There is an unexplained magic in photography. Why a particular photograph is captivating, compelling, provocative and moving is sometimes hard to define. But it is this special moment frozen in time that strikes an emotional chord deep inside of us when the photograph is seen.
I worked as a staff photojournalist for The Philadelphia Inquirer from 1993 to 2008 where I covered a wide range of international, national and regional assignments. I have photographed stories in Somalia, Sierra Leone, India and the Niger Delta. I was also assigned to covered the conflict in Pakistan and Afghanistan after 9/11 and the conflict throughout Iraq in 2003.
Special projects published in The Philadelphia Inquirer include:
"Saving Philadelphia's Libraries" 2008.
“Guantanamo Bay, Cuba” 2007.
“Old City: Where We Live” 2004.
“Suriname: Logging and Tribal Rights” 2001.
“Campaign Trail: John McCain” 2000.
“Incident at Opia: Oil in the Delta region of Nigeria” 1999.

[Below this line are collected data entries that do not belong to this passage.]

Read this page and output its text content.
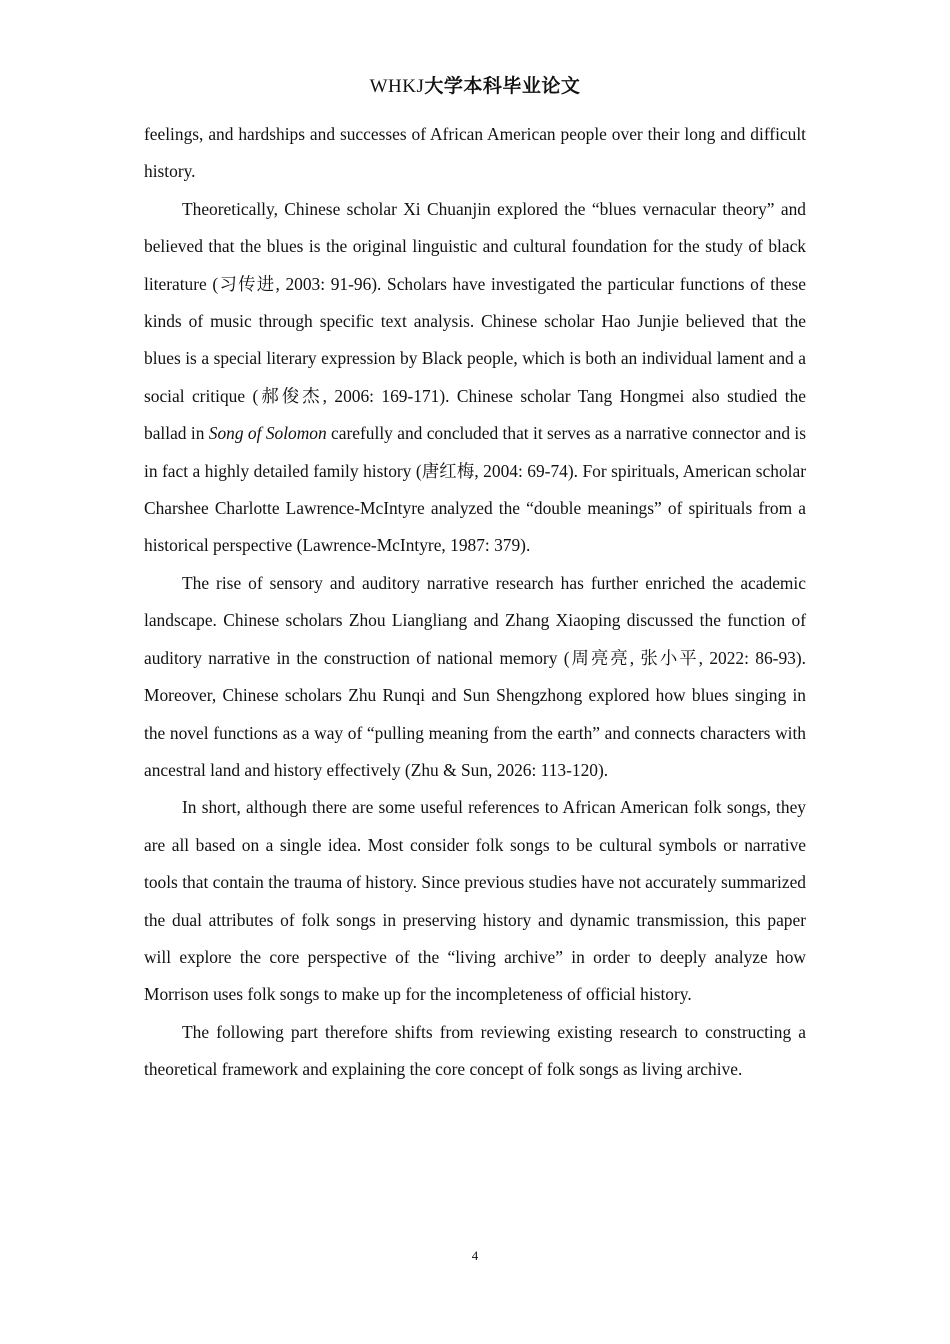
WHKJ大学本科毕业论文

feelings, and hardships and successes of African American people over their long and difficult history.

Theoretically, Chinese scholar Xi Chuanjin explored the “blues vernacular theory” and believed that the blues is the original linguistic and cultural foundation for the study of black literature (习传进, 2003: 91-96). Scholars have investigated the particular functions of these kinds of music through specific text analysis. Chinese scholar Hao Junjie believed that the blues is a special literary expression by Black people, which is both an individual lament and a social critique (郝俊杰, 2006: 169-171). Chinese scholar Tang Hongmei also studied the ballad in Song of Solomon carefully and concluded that it serves as a narrative connector and is in fact a highly detailed family history (唐红梅, 2004: 69-74). For spirituals, American scholar Charshee Charlotte Lawrence-McIntyre analyzed the “double meanings” of spirituals from a historical perspective (Lawrence-McIntyre, 1987: 379).

The rise of sensory and auditory narrative research has further enriched the academic landscape. Chinese scholars Zhou Liangliang and Zhang Xiaoping discussed the function of auditory narrative in the construction of national memory (周亮亮, 张小平, 2022: 86-93). Moreover, Chinese scholars Zhu Runqi and Sun Shengzhong explored how blues singing in the novel functions as a way of “pulling meaning from the earth” and connects characters with ancestral land and history effectively (Zhu & Sun, 2026: 113-120).

In short, although there are some useful references to African American folk songs, they are all based on a single idea. Most consider folk songs to be cultural symbols or narrative tools that contain the trauma of history. Since previous studies have not accurately summarized the dual attributes of folk songs in preserving history and dynamic transmission, this paper will explore the core perspective of the “living archive” in order to deeply analyze how Morrison uses folk songs to make up for the incompleteness of official history.

The following part therefore shifts from reviewing existing research to constructing a theoretical framework and explaining the core concept of folk songs as living archive.

4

“Polio: The Death of a Disease in India” (five-part series) 1999.
“Somalia: A Nation in Name Only” 1998.
“Black Hawk Down" (a 29-part series which appeared in the newspaper and online) 1997.
“Suburbia: Marple Township, PA” 1997.
"Making pictures with content and visual impact are defining elements of good documentary photography. Being passionate and intuitive about photography brings elements or moments into a picture that cannot always be defined or expIained. I also believe it is important to be respectful and compassionate to the people I am photographing.

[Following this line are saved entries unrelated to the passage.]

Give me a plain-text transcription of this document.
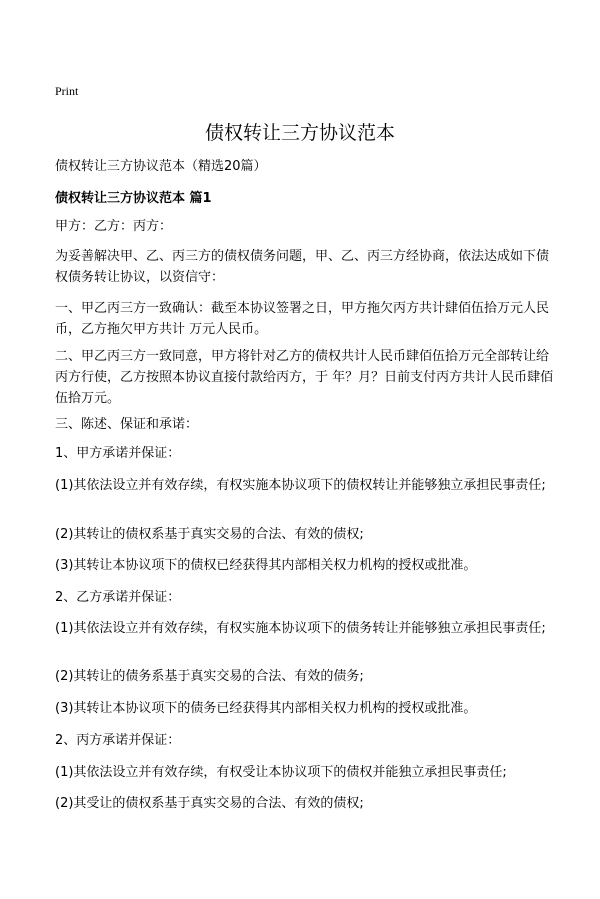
Print
债权转让三方协议范本
债权转让三方协议范本（精选20篇）
债权转让三方协议范本 篇1
甲方：乙方：丙方：
为妥善解决甲、乙、丙三方的债权债务问题，甲、乙、丙三方经协商，依法达成如下债权债务转让协议，以资信守：
一、甲乙丙三方一致确认：截至本协议签署之日，甲方拖欠丙方共计肆佰伍拾万元人民币，乙方拖欠甲方共计 万元人民币。
二、甲乙丙三方一致同意，甲方将针对乙方的债权共计人民币肆佰伍拾万元全部转让给丙方行使，乙方按照本协议直接付款给丙方，于 年？月？日前支付丙方共计人民币肆佰伍拾万元。
三、陈述、保证和承诺：
1、甲方承诺并保证：
(1)其依法设立并有效存续，有权实施本协议项下的债权转让并能够独立承担民事责任;
(2)其转让的债权系基于真实交易的合法、有效的债权;
(3)其转让本协议项下的债权已经获得其内部相关权力机构的授权或批准。
2、乙方承诺并保证：
(1)其依法设立并有效存续，有权实施本协议项下的债务转让并能够独立承担民事责任;
(2)其转让的债务系基于真实交易的合法、有效的债务;
(3)其转让本协议项下的债务已经获得其内部相关权力机构的授权或批准。
2、丙方承诺并保证：
(1)其依法设立并有效存续，有权受让本协议项下的债权并能独立承担民事责任;
(2)其受让的债权系基于真实交易的合法、有效的债权;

The power of photography is its ability to communicate in a language that the world understands."
I have received national awards from The Society of Professional Journalists, Sigma Delta Chi, The Natiional Headliners Award, The Knight Ridder Excellence Awards for work in Central Asia and Pictures of the Year.
My family and I make our home in Center City Philadelphia. I am working on a book of photographs and words about my five-year-old son along with observations and reflections on being an older, second-time-around father.